Two different kinds of weight data are being used in the model-fitting process, namely ultrasound-based estimates and precise measurements made at birth. We would expect the coefficient of variation for ultrasound-based estimates to be higher, due to measurement error. Model variance estimates may also be affected. However, the Box-Cox transformation dampens changes in variance, irrespective of their patterns. Therefore, since we fitted models on the transformed scale, it seems unlikely that the median fits were significantly biased by the reduced variance of birth weight data.
Most models proposed to date were only adjusted for the influence of gestational age on fetal weight. It is worth considering if other adjustment terms in addition to sex should be considered. Parity, ethnicity and maternal BMI have all been shown to be significant predictors of fetal weight (Gardosi et al., 1995b
, Mongelli and Gardosi, 1995
). However, the clinical relevance of customization for maternal characteristics remains controversial (Hutcheon et al., 2008b
). Another way to further personalize a weight-for-gestational-age curve would be to make it conditional on attained weight. Such an approach has been advocated by Royston (1995)
. A conditional estimate of weight becomes in essence an estimate of growth. However, temporal distance between successive weight measurements tends to dampen correlation and conceal the effects conditioning might have on the variance of individual predicted weights on the short term. Since successive measurements in our dataset are often more than four weeks apart, a weight estimate conditioned on a measurement taken less than a month earlier would essentially rely on an arbitrarily imposed covariance structure. Measurement error, too, would negatively impact the predictive power of an individual conditional weight estimate. Results by Hutcheon et al. (2010)
indicate that the potential theoretical gains from conditioning are practically negligible when evaluated in the clinical setting.
While the goal of this study was to compare different methods for characterizing normal fetal growth, the methodologies examined in this paper could also be applied to the study of pediatric and adolescent growth. Further, the models could easily be modified to take other predictors into account. %For instance, maternal serum folate concentration in the second trimester and third trimester has been shown to be associated with birth weight (Goldenberg, Tamura, Cliver, Cutter, Hoffman, and Copper, 1992
, Scholl, Hediger, Schall, Khoo, and Fischer, 1996
) and therefore, measuring this predictor routinely during pregnancy might be warranted.

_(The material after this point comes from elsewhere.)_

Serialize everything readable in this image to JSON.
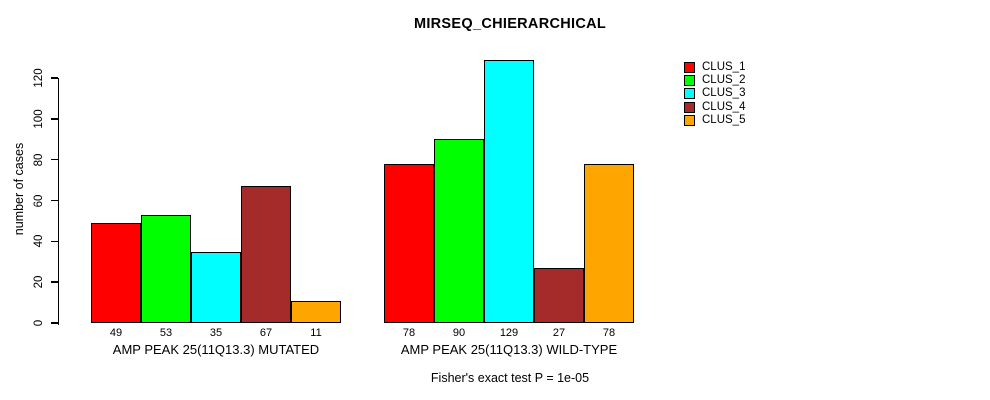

The dataset used in this study has several advantages, notably its relatively large sample size, the four longitudinal measurements resulting from unselected ultrasound scans and the quality of its weight and gestational age estimates. However, it would be of interest to be able to generate estimates applicable to different obstetrical populations, e.g. a North American population. Future work should determine whether the model can be adapted or rescaled to reflect fetal growth in different obstetrical populations.
Efforts are currently being made to update weight-for-gestational-age reference charts through the creation of a US national ultrasound standard for fetal growth (Zhang et al., 2010a
). On the other hand, a new method could also be proposed to improve reference charts by combining data from difference sources that are already available such as data from routine clinical ultrasounds, serial ultrasound research studies, and population birthweight data. As both approaches will require selecting a model for median weight for gestational age, we believe that our work will be especially useful in this context.